Pek çok yazar gibi ben de 2003’teki Irak Tezkeresine karşıydım... Hem ABD işgaline, hem de Türkiye’yi bölgeye aktif manada taşıyacak tezkereye karşıydık... “Irak’ta dökülecek kana ortak olmayalım” diyorduk. 

Sivil toplumcu dil, devlet aklı ve pratiği ile çoğu zaman kesişmez. Sonuçta tezkere geçmemişti. Ama bu Irak’ta kan dökülmesine engel olamadı, olamazdı, ABD öncülüğündeki işgal koordinasyonu yapacağını yaptı. Irak işgalinde 1 buçuk milyon insan hayatını kaybetti. Kaçırılan 4 bin kadından ölü veya diri hala haber yok... Türkiye ise sivil yardımlar dışında Saddam sonrası Irak için etkisiz hale gelmişti desek yalan olmaz.

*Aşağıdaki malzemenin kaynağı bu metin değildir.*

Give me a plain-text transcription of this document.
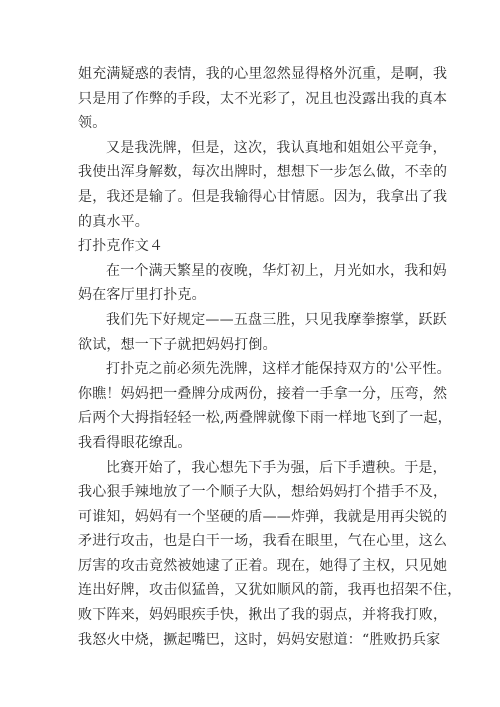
姐充满疑惑的表情，我的心里忽然显得格外沉重，是啊，我
只是用了作弊的手段，太不光彩了，况且也没露出我的真本
领。
又是我洗牌，但是，这次，我认真地和姐姐公平竞争，
我使出浑身解数，每次出牌时，想想下一步怎么做，不幸的
是，我还是输了。但是我输得心甘情愿。因为，我拿出了我
的真水平。
打扑克作文４
在一个满天繁星的夜晚，华灯初上，月光如水，我和妈
妈在客厅里打扑克。
我们先下好规定——五盘三胜，只见我摩拳擦掌，跃跃
欲试，想一下子就把妈妈打倒。
打扑克之前必须先洗牌，这样才能保持双方的'公平性。
你瞧！妈妈把一叠牌分成两份，接着一手拿一分，压弯，然
后两个大拇指轻轻一松,两叠牌就像下雨一样地飞到了一起，
我看得眼花缭乱。
比赛开始了，我心想先下手为强，后下手遭秧。于是，
我心狠手辣地放了一个顺子大队，想给妈妈打个措手不及，
可谁知，妈妈有一个坚硬的盾——炸弹，我就是用再尖锐的
矛进行攻击，也是白干一场，我看在眼里，气在心里，这么
厉害的攻击竟然被她逮了正着。现在，她得了主权，只见她
连出好牌，攻击似猛兽，又犹如顺风的箭，我再也招架不住，
败下阵来，妈妈眼疾手快，揪出了我的弱点，并将我打败，
我怒火中烧，撅起嘴巴，这时，妈妈安慰道：“胜败扔兵家
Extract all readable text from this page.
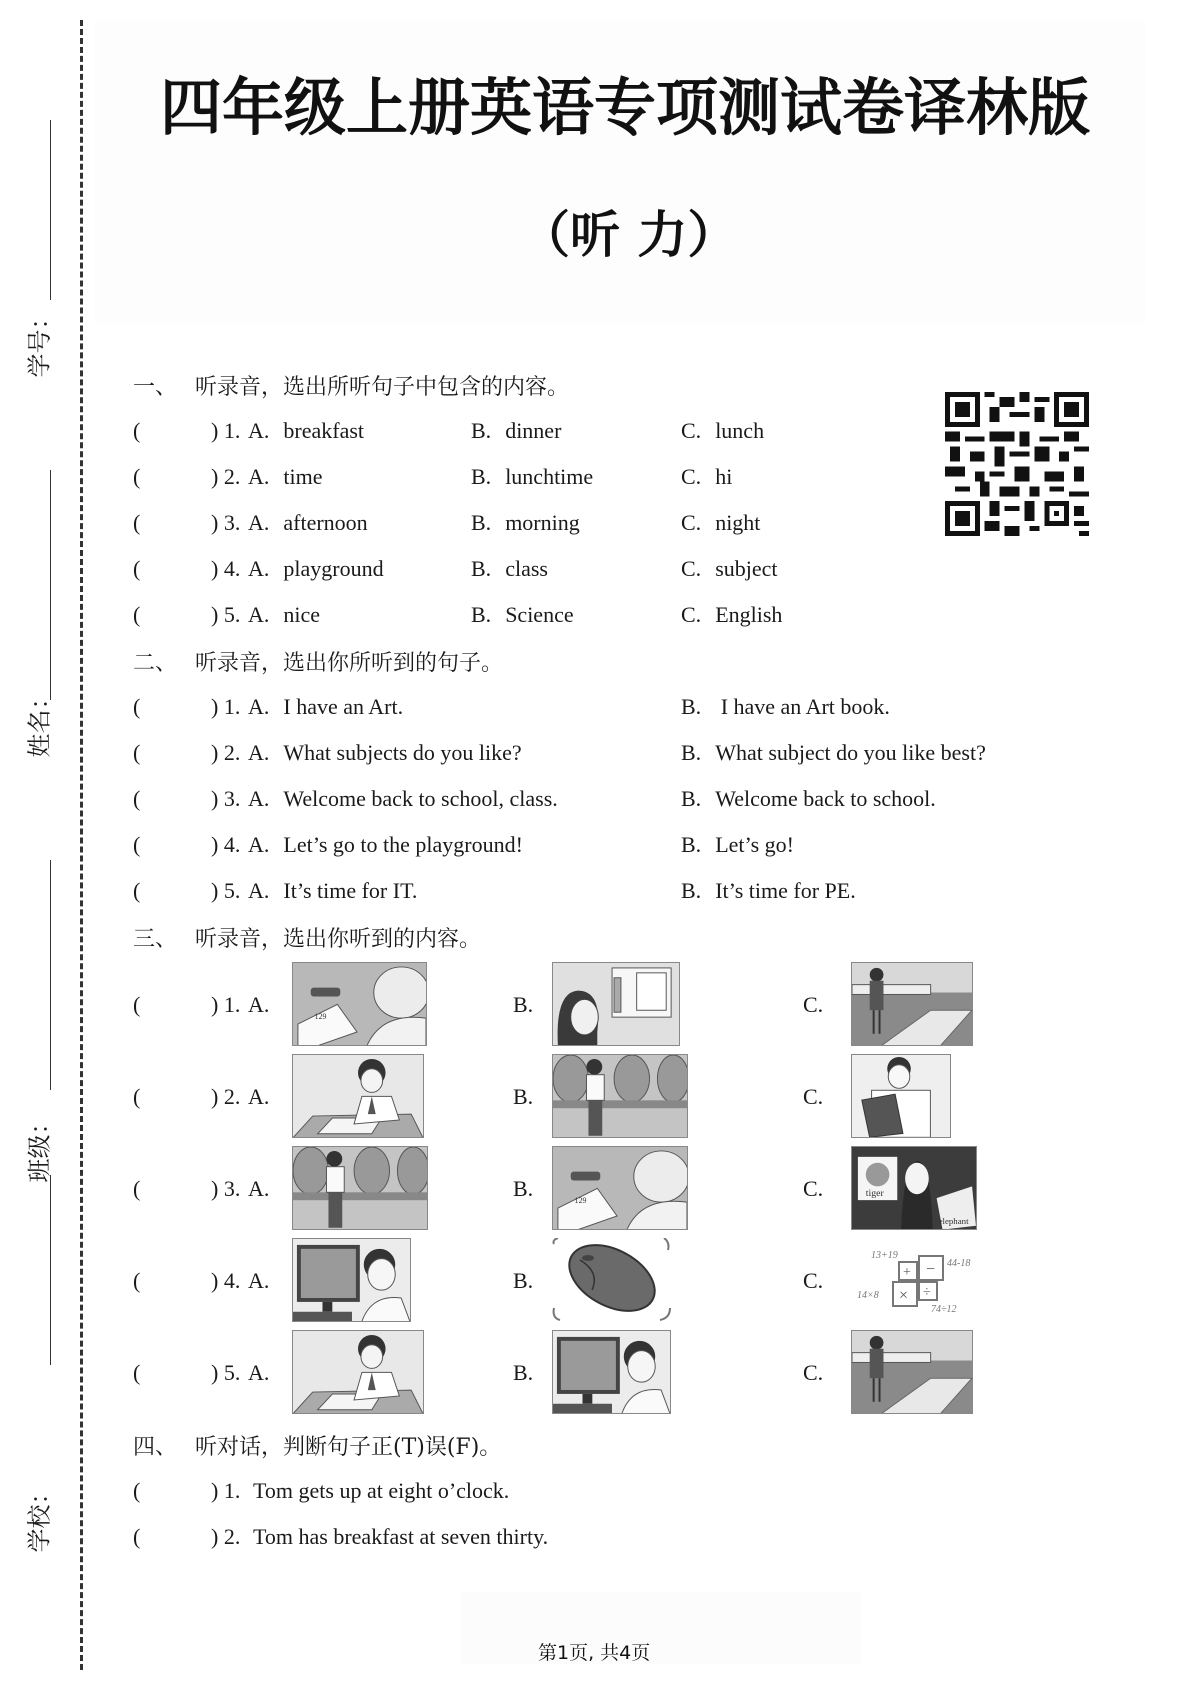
学号：
姓名：
班级：
学校：
四年级上册英语专项测试卷译林版
（听 力）
一、 听录音，选出所听句子中包含的内容。
(	) 1. A. breakfast	B. dinner	C. lunch
(	) 2. A. time	B. lunchtime	C. hi
(	) 3. A. afternoon	B. morning	C. night
(	) 4. A. playground	B. class	C. subject
(	) 5. A. nice	B. Science	C. English
二、 听录音，选出你所听到的句子。
(	) 1. A. I have an Art.	B. I have an Art book.
(	) 2. A. What subjects do you like?	B. What subject do you like best?
(	) 3. A. Welcome back to school, class.	B. Welcome back to school.
(	) 4. A. Let’s go to the playground!	B. Let’s go!
(	) 5. A. It’s time for IT.	B. It’s time for PE.
三、 听录音，选出你听到的内容。
(	) 1. A.	B.	C.
129
(	) 2. A.	B.	C.
(	) 3. A.	B.	C.
129
tiger
elephant
(	) 4. A.	B.	C.
13+19
44-18
14×8
74÷12
+ −
× ÷
(	) 5. A.	B.	C.
四、 听对话，判断句子正(T)误(F)。
(	) 1. Tom gets up at eight o’clock.
(	) 2. Tom has breakfast at seven thirty.
第1页, 共4页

Türkiye’nin Irak hakkında etkisizleştirilmesine bir ölçüde destek olmuştu bizim o günkü insancıl barışçıl frenlerimiz... Bugünden bakınca, keşke Türkiye daha etkin manada yer alabilseydi Irak’ın mukadderatına diyor insan derin bir vicdan azabıyla...  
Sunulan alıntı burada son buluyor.